L’Educatorio oggi si pone come spazio inclusivo per la promozione e la diffusione culturale nella lotta alla povertà educativa, e risponde a necessità di prevenzione e contrasto al disagio giovanile e dei soggetti fragili, attraverso interventi innovativi, formativi che promuovono il benessere, il rafforzamento dei fattori protettivi e delle competenze.
Questi interventi ad oggi attuati, sono riconducibili a una modalità di approccio che è costante nel tempo nelle azioni elaborate e proposte dall’Educatorio, e che sono il risultato della sua essenza filantropica, espressa nelle diverse epoche storiche, attraverso l’elaborazione di paradigmi.
La lunga e articolata storia dell’Educatorio, letta e analizzata alla luce di teorie più generali, elevando i fatti storici dalla pura elencazione attraverso una verifica empirica qualitativa, delinea come abbia attraversato tre fasi evolutive, ognuna delle quali è partita da una fase embrionale per svilupparsi e modificarsi lasciando il passo alla fase successiva ma mantenendone il germe originale di cui conserva le tracce, e come abbia attuato i suoi interventi attraverso paradigmi specifici che sono la declinazione, trasversale attraverso le epoche attraversate, di un paradigma centrale.
Le tre fasi sono:
I fase: Ricovero / Laboratorio 1722-1850
L’Educatorio nasce nel 1722 come luogo di accoglienza per bambine e giovani donne offrendo un’educazione morale e civile, una alfabetizzazione di base e insegnando l’arte del ricamo e del cucito. Le abilità acquisite dalle ragazze servivano ad ampliare il proprio bagaglio di competenze ed era la miglior garanzia per potersi integrare ed essere incluse nel tessuto sociale dell’epoca.

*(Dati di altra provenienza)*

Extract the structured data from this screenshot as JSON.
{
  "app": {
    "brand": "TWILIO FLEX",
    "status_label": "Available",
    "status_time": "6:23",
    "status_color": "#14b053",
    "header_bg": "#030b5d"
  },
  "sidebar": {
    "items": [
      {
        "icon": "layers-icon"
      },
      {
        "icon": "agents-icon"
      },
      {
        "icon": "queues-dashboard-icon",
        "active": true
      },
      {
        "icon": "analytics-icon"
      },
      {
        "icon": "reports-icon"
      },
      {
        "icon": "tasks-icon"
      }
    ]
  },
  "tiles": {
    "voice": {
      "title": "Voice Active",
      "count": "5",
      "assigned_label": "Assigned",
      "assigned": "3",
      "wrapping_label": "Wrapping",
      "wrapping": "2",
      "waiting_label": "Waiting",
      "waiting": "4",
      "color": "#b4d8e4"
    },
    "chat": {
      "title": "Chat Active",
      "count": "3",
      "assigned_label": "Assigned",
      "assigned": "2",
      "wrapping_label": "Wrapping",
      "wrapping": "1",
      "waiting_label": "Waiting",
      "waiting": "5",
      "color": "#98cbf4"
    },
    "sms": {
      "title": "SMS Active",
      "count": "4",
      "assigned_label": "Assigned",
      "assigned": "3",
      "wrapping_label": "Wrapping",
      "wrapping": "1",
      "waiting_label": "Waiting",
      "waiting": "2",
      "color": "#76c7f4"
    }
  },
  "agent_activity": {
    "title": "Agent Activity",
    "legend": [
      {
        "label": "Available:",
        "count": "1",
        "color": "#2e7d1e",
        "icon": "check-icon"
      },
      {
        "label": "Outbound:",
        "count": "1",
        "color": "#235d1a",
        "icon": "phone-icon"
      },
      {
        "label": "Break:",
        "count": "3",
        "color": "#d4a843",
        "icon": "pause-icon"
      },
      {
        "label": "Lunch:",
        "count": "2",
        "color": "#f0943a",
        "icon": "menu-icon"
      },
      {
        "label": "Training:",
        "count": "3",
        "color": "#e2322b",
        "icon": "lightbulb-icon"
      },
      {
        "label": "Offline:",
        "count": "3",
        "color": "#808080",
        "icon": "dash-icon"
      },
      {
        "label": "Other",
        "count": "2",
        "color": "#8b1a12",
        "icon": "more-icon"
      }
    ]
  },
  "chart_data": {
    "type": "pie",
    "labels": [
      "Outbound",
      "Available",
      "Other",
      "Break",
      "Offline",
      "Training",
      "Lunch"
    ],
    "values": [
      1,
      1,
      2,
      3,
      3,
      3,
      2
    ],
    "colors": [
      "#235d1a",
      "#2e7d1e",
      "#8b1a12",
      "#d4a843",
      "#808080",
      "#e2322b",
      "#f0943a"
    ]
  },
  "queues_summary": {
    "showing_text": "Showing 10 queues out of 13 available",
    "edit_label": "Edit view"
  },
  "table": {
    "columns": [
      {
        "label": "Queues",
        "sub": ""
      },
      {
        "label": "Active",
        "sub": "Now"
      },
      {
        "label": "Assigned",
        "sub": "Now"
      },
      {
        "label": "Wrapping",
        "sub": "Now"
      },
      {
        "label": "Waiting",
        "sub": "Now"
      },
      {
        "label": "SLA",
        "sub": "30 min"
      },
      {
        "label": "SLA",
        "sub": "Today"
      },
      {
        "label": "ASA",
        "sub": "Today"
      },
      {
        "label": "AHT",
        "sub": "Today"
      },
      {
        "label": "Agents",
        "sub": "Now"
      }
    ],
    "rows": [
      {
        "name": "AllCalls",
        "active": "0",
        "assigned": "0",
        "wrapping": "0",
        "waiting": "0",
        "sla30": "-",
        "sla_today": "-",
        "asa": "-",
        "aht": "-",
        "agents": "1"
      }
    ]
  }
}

In questa prima fase, l’alfabetizzazione, elemento precluso alle fasce medio-basse della popolazione e soprattutto alle donne, assume sempre più importanza fino a diventare centrale e determinare la trasformazione in Istituzione scolastica femminile.
II fase: Scuola 1850-1990
Nella seconda fase, continuando la sua funzione caritativa accogliendo gratuitamente le fanciulle più disagiate, la sua azione socio-educativa si focalizza sulla promozione delle capacità intellettive, offrendo quindi maggiori opportunità di sviluppo personale raggiungibile attraverso la possibilità di trovare un lavoro dignitoso e la partecipazione attiva alla vita attraverso una posizione ufficialmente riconosciuta.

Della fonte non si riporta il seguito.